The appeals from advisors and allied leaders did not move Trump. Shortly after returning from the G7 Summit, he strode into the Rose Garden to announce, “We’re getting out.” The reason he gave was the same he had given on the campaign trail: “The Paris Agreement handicaps the United States economy.” Because Obama had treated the Paris Agreement as an executive agreement, Trump had unquestioned constitutional authority to order the withdrawal.

President Donald Trump Announces the U.S. Withdrawal From the Paris Agreement, June 1, 2017

Withdrawing, Rejoining, and Withdrawing Again

The terms of the Paris Agreement barred all signatories from leaving the agreement for the first three years it was in effect. The agreement also required a one-year waiting period before any withdrawal could go into effect. The Trump administration submitted its formal withdrawal notice on November 4, 2019, the first day such notice could be given. Although the United States was bound to the terms of the accord during this time, the Trump administration terminated most of the domestic initiatives the Obama administration had initiated to meet U.S. NDCs and Trump officials did not participate in the procedures the Paris Agreement established.

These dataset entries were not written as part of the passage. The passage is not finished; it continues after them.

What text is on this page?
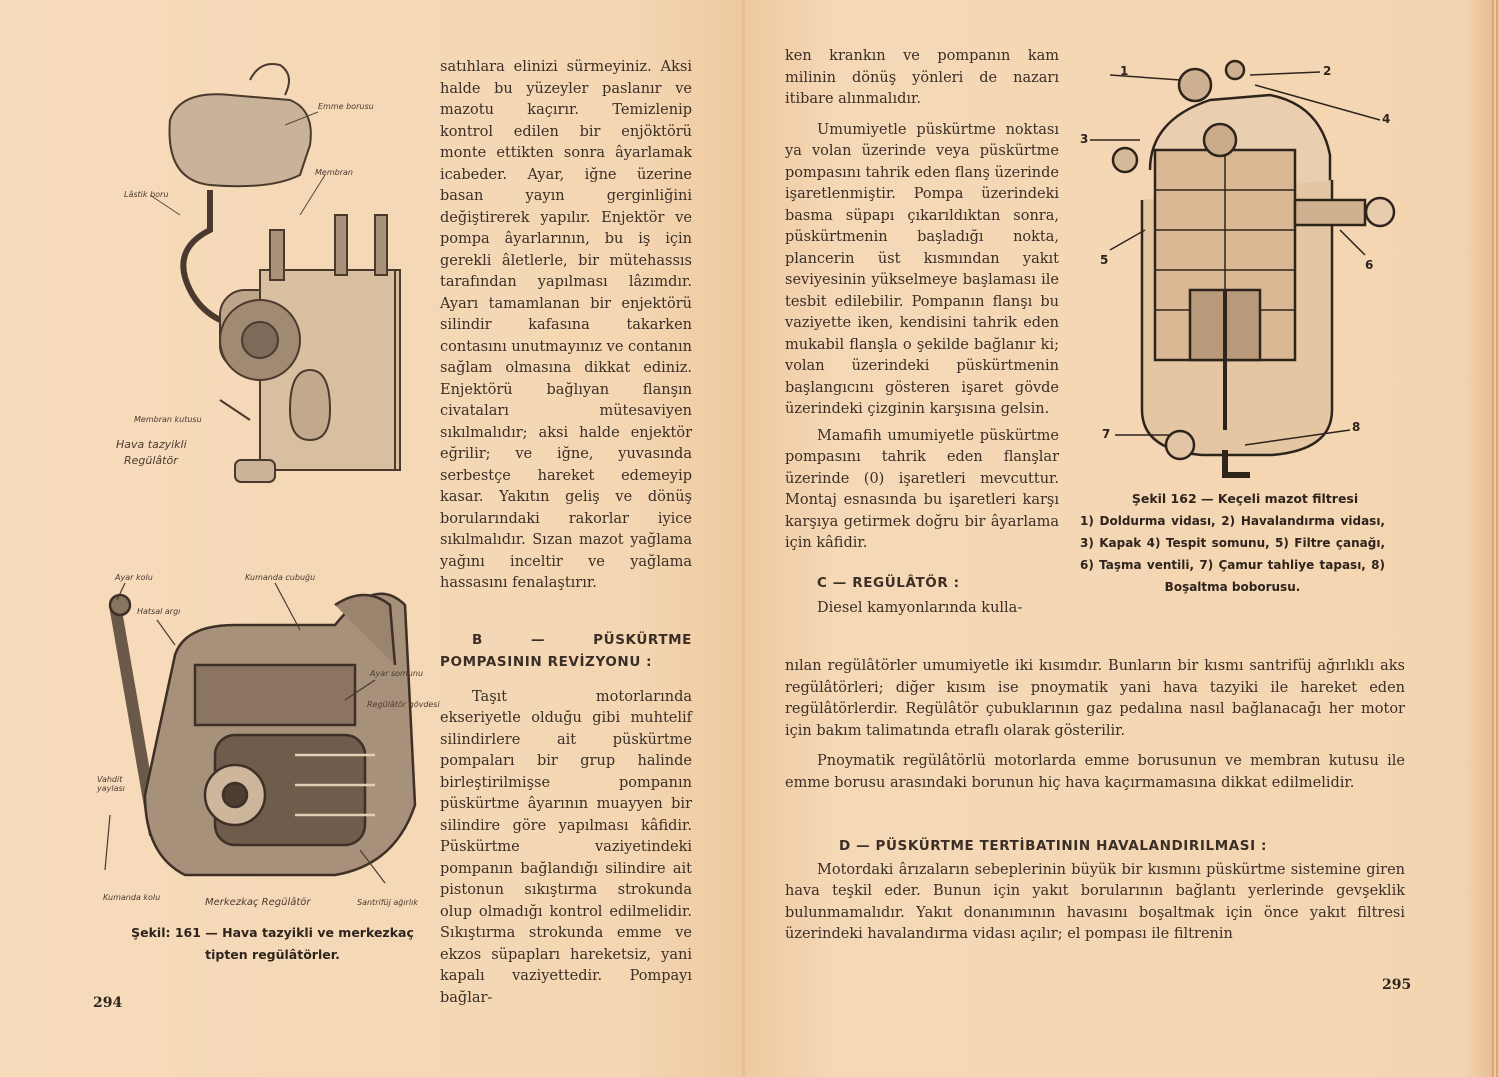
Emme borusu
Membran
Lâstik boru
Membran kutusu
Hava tazyikli
Regülâtör
Ayar kolu
Hatsal argı
Kumanda cubuğu
Ayar somunu
Regülâtör gövdesi
Vahdit yaylası
Kumanda kolu	Merkezkaç Regülâtör	Santrifüj ağırlık
Şekil: 161 — Hava tazyikli ve merkezkaç
tipten regülâtörler.
294

satıhlara elinizi sürmeyiniz. Aksi halde bu yüzeyler paslanır ve mazotu kaçırır. Temizlenip kontrol edilen bir enjöktörü monte ettikten sonra âyarlamak icabeder. Ayar, iğne üzerine basan yayın gerginliğini değiştirerek yapılır. Enjektör ve pompa âyarlarının, bu iş için gerekli âletlerle, bir mütehassıs tarafından yapılması lâzımdır. Ayarı tamamlanan bir enjektörü silindir kafasına takarken contasını unutmayınız ve contanın sağlam olmasına dikkat ediniz. Enjektörü bağlıyan flanşın civataları mütesaviyen sıkılmalıdır; aksi halde enjektör eğrilir; ve iğne, yuvasında serbestçe hareket edemeyip kasar. Yakıtın geliş ve dönüş borularındaki rakorlar iyice sıkılmalıdır. Sızan mazot yağlama yağını inceltir ve yağlama hassasını fenalaştırır.

B — PÜSKÜRTME POMPASININ REVİZYONU :

Taşıt motorlarında ekseriyetle olduğu gibi muhtelif silindirlere ait püskürtme pompaları bir grup halinde birleştirilmişse pompanın püskürtme âyarının muayyen bir silindire göre yapılması kâfidir. Püskürtme vaziyetindeki pompanın bağlandığı silindire ait pistonun sıkıştırma strokunda olup olmadığı kontrol edilmelidir. Sıkıştırma strokunda emme ve ekzos süpapları hareketsiz, yani kapalı vaziyettedir. Pompayı bağlar-

ken krankın ve pompanın kam milinin dönüş yönleri de nazarı itibare alınmalıdır.

Umumiyetle püskürtme noktası ya volan üzerinde veya püskürtme pompasını tahrik eden flanş üzerinde işaretlenmiştir. Pompa üzerindeki basma süpapı çıkarıldıktan sonra, püskürtmenin başladığı nokta, plancerin üst kısmından yakıt seviyesinin yükselmeye başlaması ile tesbit edilebilir. Pompanın flanşı bu vaziyette iken, kendisini tahrik eden mukabil flanşla o şekilde bağlanır ki; volan üzerindeki püskürtmenin başlangıcını gösteren işaret gövde üzerindeki çizginin karşısına gelsin.

Mamafih umumiyetle püskürtme pompasını tahrik eden flanşlar üzerinde (0) işaretleri mevcuttur. Montaj esnasında bu işaretleri karşı karşıya getirmek doğru bir âyarlama için kâfidir.

C — REGÜLÂTÖR :

Diesel kamyonlarında kulla-

nılan regülâtörler umumiyetle iki kısımdır. Bunların bir kısmı santrifüj ağırlıklı aks regülâtörleri; diğer kısım ise pnoymatik yani hava tazyiki ile hareket eden regülâtörlerdir. Regülâtör çubuklarının gaz pedalına nasıl bağlanacağı her motor için bakım talimatında etraflı olarak gösterilir.

Pnoymatik regülâtörlü motorlarda emme borusunun ve membran kutusu ile emme borusu arasındaki borunun hiç hava kaçırmamasına dikkat edilmelidir.

D — PÜSKÜRTME TERTİBATININ HAVALANDIRILMASI :

Motordaki ârızaların sebeplerinin büyük bir kısmını püskürtme sistemine giren hava teşkil eder. Bunun için yakıt borularının bağlantı yerlerinde gevşeklik bulunmamalıdır. Yakıt donanımının havasını boşaltmak için önce yakıt filtresi üzerindeki havalandırma vidası açılır; el pompası ile filtrenin

1	2
3
4
5	6
7	8
Şekil 162 — Keçeli mazot filtresi
1) Doldurma vidası, 2) Havalandırma vidası, 3) Kapak 4) Tespit somunu, 5) Filtre çanağı, 6) Taşma ventili, 7) Çamur tahliye tapası, 8) Boşaltma boborusu.
295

The United States formally left the Paris Agreement on November 4, 2020, the day after the 2020 presidential election. After being inaugurated in January 2021, President Joe Biden directed the United States to rejoin the Paris Agreement. Trump rescinded U.S. participation a second time after he returned to the White House in 2025.

trump signs

President Donald Trump signs executive orders in the Oval Office. Courtesy of The White House, Media Gallery

The Legacy of the U.S. Withdrawal from the Paris Agreement

The decision to withdraw from the Paris Agreement left the United States isolated on global climate diplomacy. No other country followed Trump’s lead. Indeed, many countries followed through on their commitment to curb emissions. The UN Environment Programme concluded in 2023 that the rate of the increase in global emissions had slowed substantially after the Paris Agreement went into effect. The ultimate success of the Paris Agreement in reducing emissions and achieving its core objective of limiting the increase in the average global temperature by 2100 to below 3.6°F (2°C) will depend on more than just whether the United States participates. But the U.S. departure made it easier for other countries to relax their own efforts to curb emissions. The withdrawal also fueled doubts about reliability of the United States as a partner in addressing global challenges. Meanwhile, global average temperatures continued to rise, and the number of extreme weather events multiplied; 2024 was the hottest year on record.